Jan 31
L and I have been playing the Lumines Live demo. It’s strangely addicting. It’s way overpriced at 1200 points (that’s like $15!), but it’s a fun game to play together.
The Escapist listed a few new games coming soon. Of them, I’m looking forward to Paperboy and Worms. Band of Bugs sounds interesting and Castlevania would be good if I were into that.
Hopefully, though, they’ll all be adaptations and not ports. While I agree that nostalgia is nice, I’ve found that you can never go home again. Frogger looks horrible. Surely it’s not that difficult to reproduce the classic gameplay in Frogger using nicer, bump-mapped textures in 720p using a 3D top-down perspective.
Jan 31
While I haven’t read through all of these articles yet, it sounds like exactly what I was referring to in my Auxiliary Pervasive Gameplay and (unfinished) MMO For The Common Man articles.
Google maps of the game world, Wikis, and web-based mini-games are exactly the kind of auxiliary features that online games need.

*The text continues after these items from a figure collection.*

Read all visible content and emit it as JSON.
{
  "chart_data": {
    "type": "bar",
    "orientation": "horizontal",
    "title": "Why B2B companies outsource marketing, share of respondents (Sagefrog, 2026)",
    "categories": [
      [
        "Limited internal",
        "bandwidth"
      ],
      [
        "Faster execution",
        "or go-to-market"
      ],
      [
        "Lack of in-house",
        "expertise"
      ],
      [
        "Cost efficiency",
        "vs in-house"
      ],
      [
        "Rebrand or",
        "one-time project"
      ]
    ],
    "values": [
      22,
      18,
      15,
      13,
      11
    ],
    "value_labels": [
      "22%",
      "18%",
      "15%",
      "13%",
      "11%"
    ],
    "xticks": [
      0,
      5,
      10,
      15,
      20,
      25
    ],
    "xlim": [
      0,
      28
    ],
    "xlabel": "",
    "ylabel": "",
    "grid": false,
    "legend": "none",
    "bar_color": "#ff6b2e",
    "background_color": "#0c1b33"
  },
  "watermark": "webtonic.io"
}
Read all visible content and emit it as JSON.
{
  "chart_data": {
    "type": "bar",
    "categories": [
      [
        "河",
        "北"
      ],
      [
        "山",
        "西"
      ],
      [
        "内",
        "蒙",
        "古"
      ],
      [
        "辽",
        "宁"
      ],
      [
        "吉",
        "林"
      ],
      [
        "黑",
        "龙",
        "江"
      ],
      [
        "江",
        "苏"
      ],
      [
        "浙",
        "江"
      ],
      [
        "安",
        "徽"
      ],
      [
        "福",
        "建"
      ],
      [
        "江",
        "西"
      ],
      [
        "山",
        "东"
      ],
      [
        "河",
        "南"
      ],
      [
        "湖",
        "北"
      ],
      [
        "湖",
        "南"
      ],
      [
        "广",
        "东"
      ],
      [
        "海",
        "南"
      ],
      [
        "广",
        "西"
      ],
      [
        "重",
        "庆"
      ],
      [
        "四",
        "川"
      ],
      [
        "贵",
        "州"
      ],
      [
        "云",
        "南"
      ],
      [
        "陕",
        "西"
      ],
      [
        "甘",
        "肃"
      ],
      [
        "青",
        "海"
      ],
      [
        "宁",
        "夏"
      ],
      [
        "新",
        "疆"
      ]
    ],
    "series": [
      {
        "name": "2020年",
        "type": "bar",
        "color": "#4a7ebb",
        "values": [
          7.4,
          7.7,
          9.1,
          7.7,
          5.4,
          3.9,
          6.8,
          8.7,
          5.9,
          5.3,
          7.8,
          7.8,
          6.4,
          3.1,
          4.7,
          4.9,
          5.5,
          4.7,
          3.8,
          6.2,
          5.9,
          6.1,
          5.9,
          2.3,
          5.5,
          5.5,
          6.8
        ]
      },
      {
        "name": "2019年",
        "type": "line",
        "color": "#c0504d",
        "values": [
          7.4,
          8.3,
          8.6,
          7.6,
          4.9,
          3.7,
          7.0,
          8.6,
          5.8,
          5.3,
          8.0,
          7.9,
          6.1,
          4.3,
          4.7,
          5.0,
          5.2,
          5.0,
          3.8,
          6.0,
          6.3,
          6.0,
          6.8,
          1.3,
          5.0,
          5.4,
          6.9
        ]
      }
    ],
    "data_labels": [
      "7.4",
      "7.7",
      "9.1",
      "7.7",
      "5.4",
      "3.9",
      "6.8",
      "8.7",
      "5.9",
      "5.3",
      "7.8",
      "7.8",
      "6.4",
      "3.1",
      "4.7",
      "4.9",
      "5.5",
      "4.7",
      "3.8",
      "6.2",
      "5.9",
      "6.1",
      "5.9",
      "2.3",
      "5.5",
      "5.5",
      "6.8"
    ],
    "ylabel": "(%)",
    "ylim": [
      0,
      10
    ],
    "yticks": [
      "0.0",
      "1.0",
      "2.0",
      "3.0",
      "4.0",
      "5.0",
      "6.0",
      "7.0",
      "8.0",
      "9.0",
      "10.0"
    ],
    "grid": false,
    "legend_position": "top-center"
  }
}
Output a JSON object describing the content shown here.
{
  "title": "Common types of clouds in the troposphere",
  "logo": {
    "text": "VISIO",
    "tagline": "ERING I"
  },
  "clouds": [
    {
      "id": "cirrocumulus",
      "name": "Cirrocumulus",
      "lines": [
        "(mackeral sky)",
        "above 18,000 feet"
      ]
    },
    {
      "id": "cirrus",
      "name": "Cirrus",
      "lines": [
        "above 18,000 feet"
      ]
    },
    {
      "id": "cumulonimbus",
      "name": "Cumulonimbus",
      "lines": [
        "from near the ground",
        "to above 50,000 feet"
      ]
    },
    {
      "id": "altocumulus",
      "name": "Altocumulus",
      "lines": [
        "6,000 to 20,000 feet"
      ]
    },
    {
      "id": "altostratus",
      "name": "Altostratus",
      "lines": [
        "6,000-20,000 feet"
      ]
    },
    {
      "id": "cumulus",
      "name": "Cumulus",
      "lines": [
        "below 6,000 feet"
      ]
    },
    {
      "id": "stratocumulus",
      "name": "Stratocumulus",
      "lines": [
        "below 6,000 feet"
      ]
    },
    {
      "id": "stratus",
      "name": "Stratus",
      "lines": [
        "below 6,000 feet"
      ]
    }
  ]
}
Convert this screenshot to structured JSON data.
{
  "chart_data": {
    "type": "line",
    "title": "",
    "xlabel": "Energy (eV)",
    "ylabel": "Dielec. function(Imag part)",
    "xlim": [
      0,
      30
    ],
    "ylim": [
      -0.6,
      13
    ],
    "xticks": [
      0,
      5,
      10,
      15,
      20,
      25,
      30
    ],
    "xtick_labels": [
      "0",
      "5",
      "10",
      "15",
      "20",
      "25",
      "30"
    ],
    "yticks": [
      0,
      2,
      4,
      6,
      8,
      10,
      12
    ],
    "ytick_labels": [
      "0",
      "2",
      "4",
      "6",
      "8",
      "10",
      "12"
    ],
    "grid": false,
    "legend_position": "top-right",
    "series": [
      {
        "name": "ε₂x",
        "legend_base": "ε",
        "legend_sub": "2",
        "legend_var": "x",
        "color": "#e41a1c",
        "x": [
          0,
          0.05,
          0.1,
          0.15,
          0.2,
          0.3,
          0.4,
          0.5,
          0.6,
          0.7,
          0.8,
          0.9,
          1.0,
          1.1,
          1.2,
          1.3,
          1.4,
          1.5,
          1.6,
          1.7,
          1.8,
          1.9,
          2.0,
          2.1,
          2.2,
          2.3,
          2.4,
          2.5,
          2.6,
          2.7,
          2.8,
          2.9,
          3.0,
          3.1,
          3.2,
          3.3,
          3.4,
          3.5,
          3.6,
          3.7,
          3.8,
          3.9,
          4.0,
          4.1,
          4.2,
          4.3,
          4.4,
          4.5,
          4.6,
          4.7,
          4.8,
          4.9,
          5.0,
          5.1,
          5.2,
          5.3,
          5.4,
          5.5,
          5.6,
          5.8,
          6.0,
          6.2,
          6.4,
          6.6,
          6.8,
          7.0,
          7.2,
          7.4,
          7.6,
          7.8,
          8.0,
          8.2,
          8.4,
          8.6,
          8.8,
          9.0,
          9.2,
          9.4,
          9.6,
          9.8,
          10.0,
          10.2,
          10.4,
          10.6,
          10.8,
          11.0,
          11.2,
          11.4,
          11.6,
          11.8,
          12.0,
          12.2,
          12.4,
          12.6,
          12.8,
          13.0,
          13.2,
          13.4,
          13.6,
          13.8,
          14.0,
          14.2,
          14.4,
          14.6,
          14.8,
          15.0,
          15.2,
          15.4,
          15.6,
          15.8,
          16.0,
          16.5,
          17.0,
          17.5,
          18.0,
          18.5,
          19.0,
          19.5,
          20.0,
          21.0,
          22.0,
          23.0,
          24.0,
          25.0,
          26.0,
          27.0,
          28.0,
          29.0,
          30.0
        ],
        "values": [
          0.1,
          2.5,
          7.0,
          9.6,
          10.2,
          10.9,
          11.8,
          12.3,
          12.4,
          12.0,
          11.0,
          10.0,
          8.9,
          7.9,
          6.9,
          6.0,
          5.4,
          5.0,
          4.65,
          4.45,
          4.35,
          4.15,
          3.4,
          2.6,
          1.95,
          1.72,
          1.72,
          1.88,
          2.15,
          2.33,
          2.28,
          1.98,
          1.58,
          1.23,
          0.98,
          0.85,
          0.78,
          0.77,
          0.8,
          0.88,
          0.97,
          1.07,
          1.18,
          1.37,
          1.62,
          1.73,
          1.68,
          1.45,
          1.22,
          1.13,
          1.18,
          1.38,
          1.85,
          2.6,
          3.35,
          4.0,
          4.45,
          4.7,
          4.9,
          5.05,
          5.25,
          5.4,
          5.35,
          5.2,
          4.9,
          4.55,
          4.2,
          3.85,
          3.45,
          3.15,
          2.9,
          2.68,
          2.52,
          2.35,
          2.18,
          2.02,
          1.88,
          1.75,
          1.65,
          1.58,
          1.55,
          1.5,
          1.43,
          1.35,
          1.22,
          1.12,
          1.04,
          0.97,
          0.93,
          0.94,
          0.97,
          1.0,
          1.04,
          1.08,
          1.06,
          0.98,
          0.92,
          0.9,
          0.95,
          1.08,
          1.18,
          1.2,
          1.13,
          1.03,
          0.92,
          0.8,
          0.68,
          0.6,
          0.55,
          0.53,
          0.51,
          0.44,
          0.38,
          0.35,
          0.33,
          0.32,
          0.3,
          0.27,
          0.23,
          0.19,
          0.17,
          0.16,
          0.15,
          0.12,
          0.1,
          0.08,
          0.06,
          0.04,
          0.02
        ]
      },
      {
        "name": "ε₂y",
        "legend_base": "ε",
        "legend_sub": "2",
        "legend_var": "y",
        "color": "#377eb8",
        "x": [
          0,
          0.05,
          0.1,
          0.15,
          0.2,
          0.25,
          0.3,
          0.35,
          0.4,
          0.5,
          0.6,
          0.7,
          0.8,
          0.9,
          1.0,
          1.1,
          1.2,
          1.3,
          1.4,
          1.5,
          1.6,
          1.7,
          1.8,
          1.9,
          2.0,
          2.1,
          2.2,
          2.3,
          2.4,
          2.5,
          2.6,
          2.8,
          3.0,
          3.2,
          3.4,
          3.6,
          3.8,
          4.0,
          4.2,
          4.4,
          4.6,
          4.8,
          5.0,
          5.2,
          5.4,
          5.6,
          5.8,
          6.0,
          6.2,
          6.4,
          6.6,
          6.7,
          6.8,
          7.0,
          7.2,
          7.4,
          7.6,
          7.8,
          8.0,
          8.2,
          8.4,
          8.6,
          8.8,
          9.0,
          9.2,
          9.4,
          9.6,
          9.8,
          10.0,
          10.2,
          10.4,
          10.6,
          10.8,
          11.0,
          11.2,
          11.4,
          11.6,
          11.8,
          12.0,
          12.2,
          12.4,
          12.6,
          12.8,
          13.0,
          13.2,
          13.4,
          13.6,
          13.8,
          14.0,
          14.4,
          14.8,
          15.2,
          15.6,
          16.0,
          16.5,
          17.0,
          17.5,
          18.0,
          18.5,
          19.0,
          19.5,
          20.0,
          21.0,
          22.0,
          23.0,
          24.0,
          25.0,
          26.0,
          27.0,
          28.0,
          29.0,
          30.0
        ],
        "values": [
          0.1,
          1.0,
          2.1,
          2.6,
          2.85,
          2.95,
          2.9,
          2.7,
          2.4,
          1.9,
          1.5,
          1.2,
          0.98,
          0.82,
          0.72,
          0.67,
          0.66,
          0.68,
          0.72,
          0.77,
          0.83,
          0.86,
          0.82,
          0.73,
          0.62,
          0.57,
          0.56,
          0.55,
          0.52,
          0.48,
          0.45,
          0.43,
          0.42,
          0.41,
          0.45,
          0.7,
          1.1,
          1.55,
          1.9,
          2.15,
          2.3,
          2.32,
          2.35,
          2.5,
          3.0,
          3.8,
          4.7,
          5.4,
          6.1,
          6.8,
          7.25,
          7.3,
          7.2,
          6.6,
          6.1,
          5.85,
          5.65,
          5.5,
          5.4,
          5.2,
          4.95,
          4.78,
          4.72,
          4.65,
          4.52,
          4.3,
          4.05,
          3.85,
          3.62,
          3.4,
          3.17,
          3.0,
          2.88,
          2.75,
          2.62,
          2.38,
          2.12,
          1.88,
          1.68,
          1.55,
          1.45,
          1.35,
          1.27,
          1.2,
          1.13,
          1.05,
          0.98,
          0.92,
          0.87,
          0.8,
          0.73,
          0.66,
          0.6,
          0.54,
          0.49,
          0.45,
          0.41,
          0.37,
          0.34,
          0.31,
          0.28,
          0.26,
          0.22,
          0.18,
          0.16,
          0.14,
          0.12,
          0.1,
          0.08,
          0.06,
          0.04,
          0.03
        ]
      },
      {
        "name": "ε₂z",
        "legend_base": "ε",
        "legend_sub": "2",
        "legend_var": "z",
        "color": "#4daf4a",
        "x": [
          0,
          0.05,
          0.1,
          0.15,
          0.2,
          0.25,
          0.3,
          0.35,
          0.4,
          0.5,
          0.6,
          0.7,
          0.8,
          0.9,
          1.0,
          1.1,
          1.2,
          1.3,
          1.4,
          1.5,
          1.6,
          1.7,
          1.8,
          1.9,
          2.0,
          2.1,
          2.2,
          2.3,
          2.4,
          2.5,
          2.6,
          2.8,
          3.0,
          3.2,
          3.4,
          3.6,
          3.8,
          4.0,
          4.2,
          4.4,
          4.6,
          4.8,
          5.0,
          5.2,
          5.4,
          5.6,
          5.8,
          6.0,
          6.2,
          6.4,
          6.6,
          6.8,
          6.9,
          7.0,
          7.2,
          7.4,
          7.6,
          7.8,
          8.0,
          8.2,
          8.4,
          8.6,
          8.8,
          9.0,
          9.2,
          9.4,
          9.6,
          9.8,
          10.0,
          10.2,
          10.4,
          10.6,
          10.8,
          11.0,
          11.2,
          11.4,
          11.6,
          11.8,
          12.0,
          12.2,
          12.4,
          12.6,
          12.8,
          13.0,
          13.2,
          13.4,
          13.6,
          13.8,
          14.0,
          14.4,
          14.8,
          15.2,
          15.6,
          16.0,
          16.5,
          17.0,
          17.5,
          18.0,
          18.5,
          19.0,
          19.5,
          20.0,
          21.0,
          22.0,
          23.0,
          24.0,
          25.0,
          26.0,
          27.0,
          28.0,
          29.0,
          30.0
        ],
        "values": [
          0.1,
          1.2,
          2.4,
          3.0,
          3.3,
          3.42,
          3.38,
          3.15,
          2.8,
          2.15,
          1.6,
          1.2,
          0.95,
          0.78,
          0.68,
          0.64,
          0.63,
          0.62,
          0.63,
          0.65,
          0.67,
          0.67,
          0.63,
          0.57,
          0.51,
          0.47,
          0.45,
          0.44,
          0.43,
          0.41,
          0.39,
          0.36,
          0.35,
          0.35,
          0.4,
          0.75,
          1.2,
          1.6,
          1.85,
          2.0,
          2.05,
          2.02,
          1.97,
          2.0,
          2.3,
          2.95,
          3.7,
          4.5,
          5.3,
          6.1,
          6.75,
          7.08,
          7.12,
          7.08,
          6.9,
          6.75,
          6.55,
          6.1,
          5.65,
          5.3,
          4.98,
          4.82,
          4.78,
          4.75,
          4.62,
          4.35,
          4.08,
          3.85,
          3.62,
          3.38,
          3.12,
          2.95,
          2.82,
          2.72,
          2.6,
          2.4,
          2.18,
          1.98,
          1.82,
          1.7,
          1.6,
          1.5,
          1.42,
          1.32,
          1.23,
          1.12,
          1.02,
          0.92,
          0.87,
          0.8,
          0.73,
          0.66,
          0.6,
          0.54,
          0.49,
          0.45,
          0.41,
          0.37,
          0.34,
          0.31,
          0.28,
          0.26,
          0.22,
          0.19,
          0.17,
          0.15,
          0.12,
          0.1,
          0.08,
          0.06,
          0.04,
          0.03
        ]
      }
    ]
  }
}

I often visit the Encyclopedia of Arda when I’m in the mood to get immersed in a fantasy setting. While not a Wiki, it’s a great source of information on the setting. I’ve mentioned the Elder Scrolls Wiki before. If the LotRO Wiki is half as good as that, it will be impressive. I’m on the fence about the player web pages and ‘blogs, though. On the one hand, it would be fun to read ‘blogs where the player journals his daily adventures. On the other hand, MySpace in Middle-earth would soil the experience.
Hopefully, it will all be done in a way that keeps the feeling of immersion. After all, isn’t “There and Back Again” just a diary/journal/’blog? What did Bilbo and the dwarves do in their downtime on their way to the Lonely Mountain? Web-based mini-games could represent this very well: brewing potions to practice your alchemy skill, shooting targets or hunting deer to practice your archery skill, or even tending in-game crops to practice your farming skill (a’la Harvest Moon).
Monster Play is also something that I’ve talked about before. I love the idea of being able to switch into a normally AI-controlled mobile and give other players a challenge. It offers a chance for run-and-gun-then-respawn play without worrying about corpse runs, lost equipment, and XP drains. It can also offer fun roleplaying opportunities.
This could be the MMO that gets me back into MMOs. I’ll definitely keep an eye on it and cash in my Beta invite. At $10/month, it plucks at the heartstrings of the tightwad gamer and the lifetime fee ($200) is also enticing.